The Marcos Siega-directed music video is memorable for its use of the Snorricam technique and perspective effect editing to make it appear like the bandmembers, who are playing to a crowd in an LA hotel parking lot, ‘walk through’ each other.
‘Chop Suey!’, which was nominated for Best Metal Performance at the 2002 Grammy awards, has become the cult band’s signature song, with the Billlboard 200-topping ‘Toxicity’ breaking them through into the mainstream (the album is now certified triple platinum by the RIAA).
Guitarist, songwriter and second vocalist of the band, Daron Malakian, reflected on the song’s success in an interview with Loudwire back in 2018.
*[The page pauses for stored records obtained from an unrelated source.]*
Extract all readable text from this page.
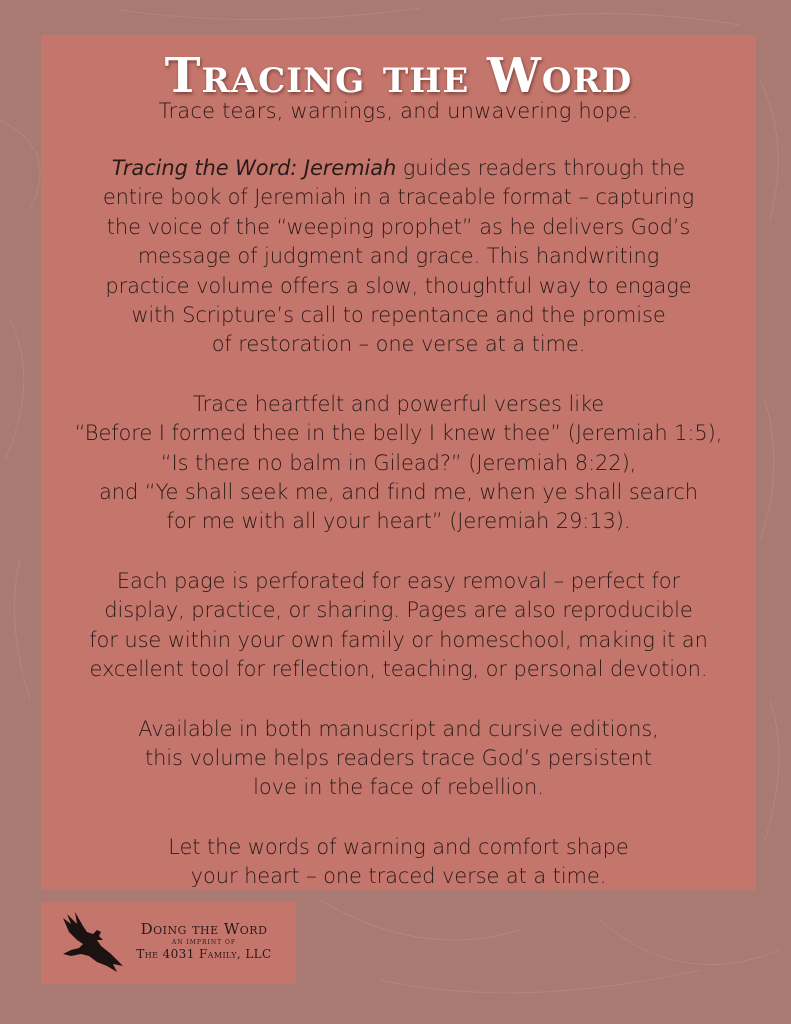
Tracing the Word
Trace tears, warnings, and unwavering hope.

Tracing the Word: Jeremiah guides readers through the
entire book of Jeremiah in a traceable format – capturing
the voice of the “weeping prophet” as he delivers God’s
message of judgment and grace. This handwriting
practice volume offers a slow, thoughtful way to engage
with Scripture’s call to repentance and the promise
of restoration – one verse at a time.

Trace heartfelt and powerful verses like
“Before I formed thee in the belly I knew thee” (Jeremiah 1:5),
“Is there no balm in Gilead?” (Jeremiah 8:22),
and “Ye shall seek me, and find me, when ye shall search
for me with all your heart” (Jeremiah 29:13).

Each page is perforated for easy removal – perfect for
display, practice, or sharing. Pages are also reproducible
for use within your own family or homeschool, making it an
excellent tool for reflection, teaching, or personal devotion.

Available in both manuscript and cursive editions,
this volume helps readers trace God’s persistent
love in the face of rebellion.

Let the words of warning and comfort shape
your heart – one traced verse at a time.

Doing the Word
AN IMPRINT OF
The 4031 Family, LLC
“I remember when I wrote ‘Chop Suey!’ we didn’t even have a tour bus yet,” Malakian told the publication. “We were still in an RV and I was playing my acoustic guitar in back of the RV where there was a bed. I never write on the road. That’s one of the few, very few songs that I wrote while I was on the road, I remember writing the song when the RV was on the highway. I don’t know where we were, probably [driving] to the next gig, and it all came to me just hanging out in the back of the RV playing my acoustic guitar.”
Malakian continued: “I can always feel when I write something good and I can always tell when I write something that needs a little work. I thought it was really good, but did I think it was going to turn into this huge song that was gonna get on MTV and become a huge hit for System of a Down? No. I didn’t know that. I didn’t know that it was gonna be our first [hit] single. I didn’t think it was gonna be so huge, but at the time I thought it was good. I was a fan of it.”
SOAD released ‘Protect The Land’ and ‘Genocidal Humanoidz’, their first new material in 15 years, to raise money for the Armenia Fund following the recent conflict between Armenia and Azerbaijan over the disputed region of Artsakh.